Predicting cell states and their variability in single-cell or spatial omics data
Department of Bioinformatics, School of Basic Medical Sciences, Southern Medical Universityxshuangbin@163.com and guangchuangyu@gmail.com
2024-12-13
Introduction
Understanding the spatial distribution and interplay of cell states in tissue is critical for elucidating tissue formation and function. Single-cell and spatial omics present a promising approach to addressing this need. Traditional methods typically include the identification of highly variable genes, dimensionality reduction, clustering, and the annotation of cells or functions based on gene over-expression.
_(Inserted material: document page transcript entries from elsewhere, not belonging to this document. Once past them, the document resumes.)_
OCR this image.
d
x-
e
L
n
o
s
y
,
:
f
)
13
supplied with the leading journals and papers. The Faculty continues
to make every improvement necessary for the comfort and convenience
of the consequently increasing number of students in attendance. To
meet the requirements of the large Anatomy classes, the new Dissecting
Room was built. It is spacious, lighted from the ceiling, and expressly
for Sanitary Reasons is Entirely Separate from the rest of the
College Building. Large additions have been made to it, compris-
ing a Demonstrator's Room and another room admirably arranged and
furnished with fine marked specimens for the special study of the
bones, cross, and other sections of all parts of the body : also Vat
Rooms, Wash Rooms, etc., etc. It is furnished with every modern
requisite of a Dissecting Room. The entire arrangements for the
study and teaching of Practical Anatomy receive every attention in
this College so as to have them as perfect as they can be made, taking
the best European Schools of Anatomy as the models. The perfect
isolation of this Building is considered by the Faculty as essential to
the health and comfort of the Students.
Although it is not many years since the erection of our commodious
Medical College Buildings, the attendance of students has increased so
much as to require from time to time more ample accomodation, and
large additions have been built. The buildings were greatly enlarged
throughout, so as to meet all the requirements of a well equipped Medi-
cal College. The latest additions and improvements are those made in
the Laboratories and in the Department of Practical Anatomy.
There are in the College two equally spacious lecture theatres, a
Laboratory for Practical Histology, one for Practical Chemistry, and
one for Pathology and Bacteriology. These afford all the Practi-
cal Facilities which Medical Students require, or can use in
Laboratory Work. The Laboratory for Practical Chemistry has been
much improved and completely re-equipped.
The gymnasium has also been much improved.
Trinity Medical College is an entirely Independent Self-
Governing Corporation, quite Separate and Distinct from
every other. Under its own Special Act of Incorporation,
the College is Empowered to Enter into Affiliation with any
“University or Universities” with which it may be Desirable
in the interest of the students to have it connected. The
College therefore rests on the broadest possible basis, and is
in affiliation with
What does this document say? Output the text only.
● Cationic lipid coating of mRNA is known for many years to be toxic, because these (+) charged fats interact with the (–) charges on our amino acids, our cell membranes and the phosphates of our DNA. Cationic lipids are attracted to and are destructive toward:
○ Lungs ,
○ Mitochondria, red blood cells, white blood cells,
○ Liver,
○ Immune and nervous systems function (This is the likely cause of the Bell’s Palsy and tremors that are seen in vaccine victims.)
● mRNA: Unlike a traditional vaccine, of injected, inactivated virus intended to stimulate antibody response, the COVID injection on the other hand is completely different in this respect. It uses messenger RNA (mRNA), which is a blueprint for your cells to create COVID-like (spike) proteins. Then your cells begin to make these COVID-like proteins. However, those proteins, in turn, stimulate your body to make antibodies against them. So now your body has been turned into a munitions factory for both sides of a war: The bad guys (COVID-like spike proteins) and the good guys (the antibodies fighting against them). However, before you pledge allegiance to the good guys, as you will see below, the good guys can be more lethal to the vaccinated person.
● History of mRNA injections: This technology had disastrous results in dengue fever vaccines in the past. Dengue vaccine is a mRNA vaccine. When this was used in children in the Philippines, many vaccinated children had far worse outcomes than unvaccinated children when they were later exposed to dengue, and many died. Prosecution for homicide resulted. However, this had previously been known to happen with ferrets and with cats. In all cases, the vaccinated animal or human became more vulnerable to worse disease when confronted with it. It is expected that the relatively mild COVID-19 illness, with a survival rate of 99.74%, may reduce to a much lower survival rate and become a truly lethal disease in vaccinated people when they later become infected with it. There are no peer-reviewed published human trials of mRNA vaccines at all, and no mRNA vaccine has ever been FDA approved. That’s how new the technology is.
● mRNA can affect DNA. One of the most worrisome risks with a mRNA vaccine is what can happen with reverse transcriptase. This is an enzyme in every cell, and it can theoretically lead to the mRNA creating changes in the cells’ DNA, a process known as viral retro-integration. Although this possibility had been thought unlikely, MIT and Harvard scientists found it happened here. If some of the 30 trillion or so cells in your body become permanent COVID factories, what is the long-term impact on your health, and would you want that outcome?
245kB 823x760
Nevertheless, these qualitative approaches are inadequate for accurately mapping the distributions of spatial features. To address this, integrating biomedical knowledge such as Gene Ontology, KEGG, Reactome, transcription factors, and cell-type marker genes directly allows for the evaluation of cell states from gene expression data, creating quantitative functional pathway profiles at the single captured location.
After quantifying cell functions, analyzing their spatial distribution and co-distribution with other features can provide deeper insights into related biological questions. We focus on three aspects: the spatial variability of cell functions, regions where these functions cluster, and their co-distribution patterns with other features. Although existing tools such as SPARK-X
(Zhu, Sun, and Zhou 2021), nnSVG
(Weber et al. 2023), SpatialDE
(Svensson, Teichmann, and Stegle 2018), SpaGFT
(Chang et al. 2024), Seurat
(Hao et al. 2023), and Squidpy
(Palla et al. 2022) facilitate the exploration of spatially variable genes, they are primarily designed for gene-level analysis and lack the capability to investigate the spatial co-distribution of features. Additionally, many of these tools, including SpatialDE
(Svensson, Teichmann, and Stegle 2018), SPARK
(Sun, Zhu, and Zhou 2020), MERINGUE
(Miller et al. 2021), and nnSVG
(Weber et al. 2023), face challenges in handling large-scale spatial transcriptome data due to high memory consumption and low computational efficiency.
To fill the gaps, we developed SVP
to accurately predict cell states, explore their spatial distribution, and assess their spatial relationship with other features.